A general comment on the nature of the text. Austin has tried to lighten the load of dots, brackets and so forth that usually disfigures Menander’s text. This is a difficult issue. Anyone who has used the edition of van Leeuwen ( 3 1919) will know how frustrating it is to be given no indication in the text of what is on the papyrus and what is not. Sandbach’s OCT is infuriatingly inconsistent, which makes matters worse. But it is also true that many supplements are obvious. Austin comments that anyone wishing to know more ‘may always consult the originals, or photographs, the first diplomatic transcript and the first editions’ (xii). Indeed – but he who does not may easily gain a false impression of the state of Menander’s text. Something in a ‘standard’ or ‘(near-)definitive’ edition should flag the difficulties rather more than is done here. There is a sense in which the usefulness of this edition depends on the quality of the library one is reading it in, assuming that one will work from it and want to check details.

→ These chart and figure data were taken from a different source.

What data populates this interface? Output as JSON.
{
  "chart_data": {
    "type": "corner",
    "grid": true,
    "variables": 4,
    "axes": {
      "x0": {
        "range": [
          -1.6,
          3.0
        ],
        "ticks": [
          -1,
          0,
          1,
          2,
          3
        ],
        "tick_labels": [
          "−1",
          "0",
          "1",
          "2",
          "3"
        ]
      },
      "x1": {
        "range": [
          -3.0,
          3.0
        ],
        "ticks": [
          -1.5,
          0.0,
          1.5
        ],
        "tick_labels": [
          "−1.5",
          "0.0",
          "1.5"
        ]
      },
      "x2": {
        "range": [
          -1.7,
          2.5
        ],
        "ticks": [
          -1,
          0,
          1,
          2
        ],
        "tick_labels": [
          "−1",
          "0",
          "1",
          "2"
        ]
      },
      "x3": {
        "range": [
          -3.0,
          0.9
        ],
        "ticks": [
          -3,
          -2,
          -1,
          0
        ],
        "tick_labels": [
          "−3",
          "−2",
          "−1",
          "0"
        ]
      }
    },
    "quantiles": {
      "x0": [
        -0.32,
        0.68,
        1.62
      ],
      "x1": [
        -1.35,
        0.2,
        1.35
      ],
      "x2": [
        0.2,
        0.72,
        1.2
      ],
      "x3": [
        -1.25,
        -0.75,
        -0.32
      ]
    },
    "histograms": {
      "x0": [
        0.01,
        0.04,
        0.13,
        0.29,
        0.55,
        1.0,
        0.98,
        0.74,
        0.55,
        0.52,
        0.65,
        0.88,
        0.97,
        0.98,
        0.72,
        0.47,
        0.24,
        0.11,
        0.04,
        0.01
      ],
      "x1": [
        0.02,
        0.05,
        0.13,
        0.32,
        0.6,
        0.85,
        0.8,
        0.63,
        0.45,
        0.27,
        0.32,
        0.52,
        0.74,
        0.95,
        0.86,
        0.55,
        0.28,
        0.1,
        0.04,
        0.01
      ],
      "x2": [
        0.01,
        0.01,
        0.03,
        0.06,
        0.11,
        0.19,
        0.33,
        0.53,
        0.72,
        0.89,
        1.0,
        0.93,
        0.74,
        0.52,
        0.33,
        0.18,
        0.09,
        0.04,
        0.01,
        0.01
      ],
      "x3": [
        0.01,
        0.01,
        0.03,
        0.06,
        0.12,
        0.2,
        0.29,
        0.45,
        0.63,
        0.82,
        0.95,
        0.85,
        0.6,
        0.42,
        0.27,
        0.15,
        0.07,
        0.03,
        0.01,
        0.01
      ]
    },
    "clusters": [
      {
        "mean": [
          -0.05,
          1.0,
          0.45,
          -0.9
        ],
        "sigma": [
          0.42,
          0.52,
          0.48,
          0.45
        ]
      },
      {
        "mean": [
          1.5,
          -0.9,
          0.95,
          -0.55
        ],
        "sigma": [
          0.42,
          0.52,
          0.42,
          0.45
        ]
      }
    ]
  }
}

But these are minor points; the breadth of learning, the rich supplements, the supporting materials and the user-friendly presentation (all books should have margins this generous) make this edition a vital stimulus for Menandrean studies. The Cambridge University Press deserves our thanks for bringing out this fragment of fragments.

Table of Contents

Editorial Note
Preface
Lectori salutem
Abbreviations
Note on Images
Γεωργός
Δὶς Ἐξαπατῶν
Ἐγχειρίδιον
Ἥρως
Θεοφορουμένη
Καρχηδόνιος
Κιθαριστής
Κωνειαζόμεναι
Λευκαδία
Περινθία
Φάσμα

Notes

1. The Oxford Classical Text of F. H. Sandbach, Menandri Reliquiae Selectae ( 2 1990), the Loeb edition of W. G. Arnott, Menander, 3 vols. (1979, 1996, 2000), and the Teubner edition of Körte ( 3 1957) are hereafter cited only by name.

2. This form was first suggested by Webster, JHS 93 (1973) 199, where it is supposed to mean a ‘drink-stand’ (thanks to P. G. McC. Brown for pointing this reference out to me). The basis for the reconstruction seems extremely slim: a Cilician gloss ζιγοῦν in the Antiatticist (Bekker 98.6), and an (orthographically different) variant ζιγγοῦν, also supposed to be Cilician, and attributed by Photius to Nicostratus (= fr. 36 K.–A.). If we assume that the two hastae after zeta (certainly not xi) are not two letters (ιπ or ιγ), but one, one might think of [ἀ]ζη[λέ]στατο[ι] (not found, but at least built according to entirely predictable rules), or if that is too long perhaps [ἀλα]ζ<ο>ν[έ]στατο[ι]. The details of this must be argued elsewhere.

3. I record the few I have noticed: p. 56, some of the square brackets are missing from Sudhaus’s restoration of Cith. 70–2; p. 76, ‘ Herm. 1938’ for ‘138’; p. 79, ‘35’ is one line too low.